I’ve always wondered why people are so scared of the silliest things. It turns out it doesn’t take much to trigger the fear response in most people’s brains. We become afraid when we encounter things and situations that we don’t understand, can’t control, and/or will cause harm to us.
Aside from the fears we are born with, we also have conditioned fears. These are formed when we have a negative experience and are afraid of something similar happening again. They’re often irrational because our brain tricks us into believing that similar circumstances as the event will lead to the same frightening outcome. An example is if you were attacked by a dog when you were a child and you still cringe whenever one comes near you. The majority of dogs are friendly, but because you had one bad encounter, you avoid all of them.
People are also conditioned to fear things they are told are negative. This plays a role in how families and communities become prejudiced against different groups of people. Instinctively, we’re not afraid of people who have different beliefs than we do. But, if you’re raised to believe that a different group of people is morally wrong or dangerous, you’re likely going to fear those people even though you’ve never interacted with them.
How Fear Affects Your Ability to Function
The purpose of fear is to help you protect yourself in a dangerous situation. However, because most things that we’re afraid of today aren’t life-threatening, our body’s response to fear actually does more harm than good.
#1 Fight or Flight Response
The first thing that happens when you feel fear is your body goes into the fight or flight response. When this happens your heart rate rises, you get tunnel vision (your peripheral vision is reduced), your cortisol (the stress hormone) levels rise, and your body limits several other of its functions in order to make sure as much energy as possible is flowing to your muscles so you are prepared to defend yourself from danger.
#2 You Can’t Make Rational Decisions
Because your stress levels are so high and your body is diverting so much of your energy to your limbs, it’s almost impossible to make rational decisions while afraid.
According to Dr.
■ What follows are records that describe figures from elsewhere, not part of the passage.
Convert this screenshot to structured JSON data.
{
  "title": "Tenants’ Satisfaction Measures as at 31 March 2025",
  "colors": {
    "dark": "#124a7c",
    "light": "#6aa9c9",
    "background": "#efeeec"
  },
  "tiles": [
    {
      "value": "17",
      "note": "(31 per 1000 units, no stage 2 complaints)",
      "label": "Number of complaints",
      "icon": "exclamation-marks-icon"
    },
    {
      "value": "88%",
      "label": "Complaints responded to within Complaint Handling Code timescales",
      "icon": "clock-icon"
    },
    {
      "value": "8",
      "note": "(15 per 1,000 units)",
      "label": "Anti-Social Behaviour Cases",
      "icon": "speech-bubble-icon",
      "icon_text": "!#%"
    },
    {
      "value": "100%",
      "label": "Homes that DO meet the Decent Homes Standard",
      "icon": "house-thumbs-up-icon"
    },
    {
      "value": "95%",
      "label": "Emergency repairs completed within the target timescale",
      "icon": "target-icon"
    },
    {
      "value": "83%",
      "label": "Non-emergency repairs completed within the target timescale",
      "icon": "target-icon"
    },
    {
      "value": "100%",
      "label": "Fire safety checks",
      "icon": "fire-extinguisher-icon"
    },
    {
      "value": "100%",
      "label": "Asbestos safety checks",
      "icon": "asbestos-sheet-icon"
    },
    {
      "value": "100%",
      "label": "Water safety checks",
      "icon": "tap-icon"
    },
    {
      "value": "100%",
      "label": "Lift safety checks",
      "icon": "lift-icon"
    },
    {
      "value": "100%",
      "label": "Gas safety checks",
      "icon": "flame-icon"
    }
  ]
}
Gregory Berns, a neuroscientist at Emory University, fear turns off the exploratory and risk-taking functions of your brain so you’re only able to react defensively, preventing you from assessing all your options and making smarter decisions.
This is why you should never force someone to make a big decision when they’re afraid or taken off-guard; in this moment they aren’t capable of rationally thinking through their options.
#3 Everything Becomes Negative
When we’re in a fearful situation, the brain perceives everything surrounding the cause of fear as negative. For example, if your child was diagnosed with a serious illness, you may feel fearful whenever you go to the hospital. The diagnosis is what triggered your fear, but because you received the frightening news while at the hospital, you associate the building and everything and everyone in it with your scary experience.
How to Be Less Fearful
Just because fear is a natural response doesn’t mean you can’t limit its power. Here’s how to be less fearful:
- Preparation: If you’re scared of activities that you know roughly what to expect such as job interviews, going to the dentist and confronting people, the best way to overcome it is to prepare. Practicing or thinking through what is going to happen prior to the event itself removes much of the uncertainty that causes fear.
- Take Action: Fear stems from a lack of control so focusing on things that you can control can help reduce your feelings. If you’re fearful of something major that you don’t have much control over, find one small thing that you can take action on and focus your attention on that so fear doesn’t overwhelm you.
- Relax: Research shows that it is easier to let go of your fear by engaging in a self-soothing behavior that relaxes you than it is to try to talk yourself out of being afraid. Find the self-soothing behavior that distracts you from your fear whether it’s prayer, meditation, yoga, a hobby etc. and put more time into this practice when you’re afraid.